Thursday, July 8, 2010

Low-Brow

Photo courtesy Flickr

An informant in San Francisco found White Walls Gallery’s mid-June show very stimulating. We compared notes about White Walls and the Asian Art Museum, discovering that we appreciate both WW’s forthright presentations and the quiet eloquence of the Brundage collection that’s housed in the Asian facility.

White Wall’s director supports the graphic tradition that began in the mid-Fifties with Ed “Big Daddy” Roth’s hot rods. Some people call Fifties’ style Populux. American cultural historian Tom Wolfe discusses Roth in The Kandy-Kolored Tangerine-Flake Streamline Baby. The potent graphics of the Sixties grew out of this school, or skool, and the aesthetic survives around the cracker barrel in the University True-Value hardware store in Seattle. An astrophysicist with an international reputation agrees that this outlet is one of the great art and physics department hardware stores in the world. The critics are tougher than the fasteners.

Juxtapoz magazine serves this community: it is the third largest-selling art magazine in the country, edited by Robert Williams, whose social values Roth questioned. Jux is a source of frank hype for exciting material, and connects art, skaters, and music. Fine Woodworking and the skate magazine Thrasher have also been sources of intelligible criticism not dominated by government grants to the arts.

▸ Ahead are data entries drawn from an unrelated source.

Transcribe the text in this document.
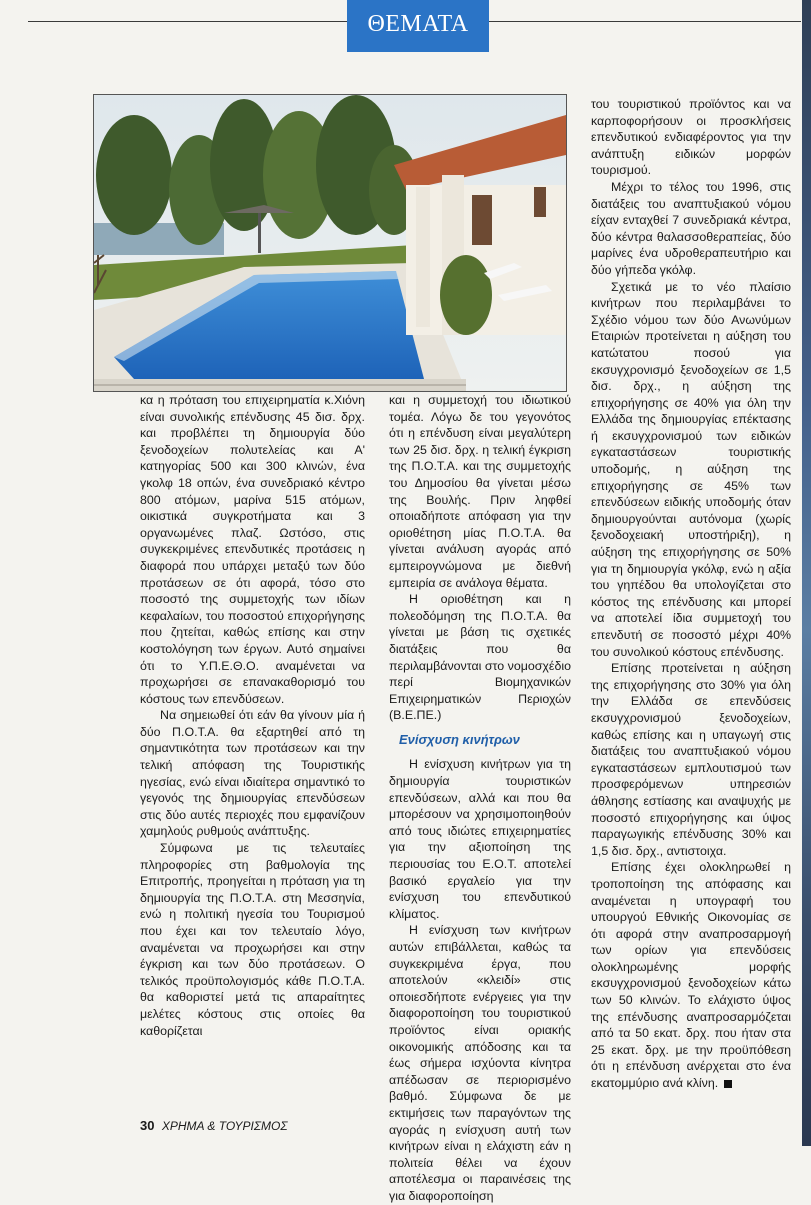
ΘΕΜΑΤΑ

κα η πρόταση του επιχειρηματία κ.Χιόνη είναι συνολικής επένδυσης 45 δισ. δρχ. και προβλέπει τη δημιουργία δύο ξενοδοχείων πολυτελείας και Α' κατηγορίας 500 και 300 κλινών, ένα γκολφ 18 οπών, ένα συνεδριακό κέντρο 800 ατόμων, μαρίνα 515 ατόμων, οικιστικά συγκροτήματα και 3 οργανωμένες πλαζ. Ωστόσο, στις συγκεκριμένες επενδυτικές προτάσεις η διαφορά που υπάρχει μεταξύ των δύο προτάσεων σε ότι αφορά, τόσο στο ποσοστό της συμμετοχής των ιδίων κεφαλαίων, του ποσοστού επιχορήγησης που ζητείται, καθώς επίσης και στην κοστολόγηση των έργων. Αυτό σημαίνει ότι το Υ.Π.Ε.Θ.Ο. αναμένεται να προχωρήσει σε επανακαθορισμό του κόστους των επενδύσεων.

Να σημειωθεί ότι εάν θα γίνουν μία ή δύο Π.Ο.Τ.Α. θα εξαρτηθεί από τη σημαντικότητα των προτάσεων και την τελική απόφαση της Τουριστικής ηγεσίας, ενώ είναι ιδιαίτερα σημαντικό το γεγονός της δημιουργίας επενδύσεων στις δύο αυτές περιοχές που εμφανίζουν χαμηλούς ρυθμούς ανάπτυξης.

Σύμφωνα με τις τελευταίες πληροφορίες στη βαθμολογία της Επιτροπής, προηγείται η πρόταση για τη δημιουργία της Π.Ο.Τ.Α. στη Μεσσηνία, ενώ η πολιτική ηγεσία του Τουρισμού που έχει και τον τελευταίο λόγο, αναμένεται να προχωρήσει και στην έγκριση και των δύο προτάσεων. Ο τελικός προϋπολογισμός κάθε Π.Ο.Τ.Α. θα καθοριστεί μετά τις απαραίτητες μελέτες κόστους στις οποίες θα καθορίζεται

και η συμμετοχή του ιδιωτικού τομέα. Λόγω δε του γεγονότος ότι η επένδυση είναι μεγαλύτερη των 25 δισ. δρχ. η τελική έγκριση της Π.Ο.Τ.Α. και της συμμετοχής του Δημοσίου θα γίνεται μέσω της Βουλής. Πριν ληφθεί οποιαδήποτε απόφαση για την οριοθέτηση μίας Π.Ο.Τ.Α. θα γίνεται ανάλυση αγοράς από εμπειρογνώμονα με διεθνή εμπειρία σε ανάλογα θέματα.

Η οριοθέτηση και η πολεοδόμηση της Π.Ο.Τ.Α. θα γίνεται με βάση τις σχετικές διατάξεις που θα περιλαμβάνονται στο νομοσχέδιο περί Βιομηχανικών Επιχειρηματικών Περιοχών (Β.Ε.ΠΕ.)

Ενίσχυση κινήτρων

Η ενίσχυση κινήτρων για τη δημιουργία τουριστικών επενδύσεων, αλλά και που θα μπορέσουν να χρησιμοποιηθούν από τους ιδιώτες επιχειρηματίες για την αξιοποίηση της περιουσίας του Ε.Ο.Τ. αποτελεί βασικό εργαλείο για την ενίσχυση του επενδυτικού κλίματος.

Η ενίσχυση των κινήτρων αυτών επιβάλλεται, καθώς τα συγκεκριμένα έργα, που αποτελούν «κλειδί» στις οποιεσδήποτε ενέργειες για την διαφοροποίηση του τουριστικού προϊόντος είναι οριακής οικονομικής απόδοσης και τα έως σήμερα ισχύοντα κίνητρα απέδωσαν σε περιορισμένο βαθμό. Σύμφωνα δε με εκτιμήσεις των παραγόντων της αγοράς η ενίσχυση αυτή των κινήτρων είναι η ελάχιστη εάν η πολιτεία θέλει να έχουν αποτέλεσμα οι παραινέσεις της για διαφοροποίηση

του τουριστικού προϊόντος και να καρποφορήσουν οι προσκλήσεις επενδυτικού ενδιαφέροντος για την ανάπτυξη ειδικών μορφών τουρισμού.

Μέχρι το τέλος του 1996, στις διατάξεις του αναπτυξιακού νόμου είχαν ενταχθεί 7 συνεδριακά κέντρα, δύο κέντρα θαλασσοθεραπείας, δύο μαρίνες ένα υδροθεραπευτήριο και δύο γήπεδα γκόλφ.

Σχετικά με το νέο πλαίσιο κινήτρων που περιλαμβάνει το Σχέδιο νόμου των δύο Ανωνύμων Εταιριών προτείνεται η αύξηση του κατώτατου ποσού για εκσυγχρονισμό ξενοδοχείων σε 1,5 δισ. δρχ., η αύξηση της επιχορήγησης σε 40% για όλη την Ελλάδα της δημιουργίας επέκτασης ή εκσυγχρονισμού των ειδικών εγκαταστάσεων τουριστικής υποδομής, η αύξηση της επιχορήγησης σε 45% των επενδύσεων ειδικής υποδομής όταν δημιουργούνται αυτόνομα (χωρίς ξενοδοχειακή υποστήριξη), η αύξηση της επιχορήγησης σε 50% για τη δημιουργία γκόλφ, ενώ η αξία του γηπέδου θα υπολογίζεται στο κόστος της επένδυσης και μπορεί να αποτελεί ίδια συμμετοχή του επενδυτή σε ποσοστό μέχρι 40% του συνολικού κόστους επένδυσης.

Επίσης προτείνεται η αύξηση της επιχορήγησης στο 30% για όλη την Ελλάδα σε επενδύσεις εκσυγχρονισμού ξενοδοχείων, καθώς επίσης και η υπαγωγή στις διατάξεις του αναπτυξιακού νόμου εγκαταστάσεων εμπλουτισμού των προσφερόμενων υπηρεσιών άθλησης εστίασης και αναψυχής με ποσοστό επιχορήγησης και ύψος παραγωγικής επένδυσης 30% και 1,5 δισ. δρχ., αντιστοιχα.

Επίσης έχει ολοκληρωθεί η τροποποίηση της απόφασης και αναμένεται η υπογραφή του υπουργού Εθνικής Οικονομίας σε ότι αφορά στην αναπροσαρμογή των ορίων για επενδύσεις ολοκληρωμένης μορφής εκσυγχρονισμού ξενοδοχείων κάτω των 50 κλινών. Το ελάχιστο ύψος της επένδυσης αναπροσαρμόζεται από τα 50 εκατ. δρχ. που ήταν στα 25 εκατ. δρχ. με την προϋπόθεση ότι η επένδυση ανέρχεται στο ένα εκατομμύριο ανά κλίνη.

30 ΧΡΗΜΑ & ΤΟΥΡΙΣΜΟΣ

Avery Brundage was the last director of the international Olympic committee to support amateur competition. In the Sixties, his collection lived in San Francisco's De Young Museum in Golden Gate Park. One could reach it by walking down Haight Street through a living gallery of low-brow posters, body paint, and modified vehicles.

The two aesthetics are an unexpected pairing, linked by low-brow’s popular self-determination and the Asian tradition of reclusion. These comments are all I can contribute to art history, except to add English collector Alastair McAlpine’s rule of selection: choose what you like. And then buy it, fast.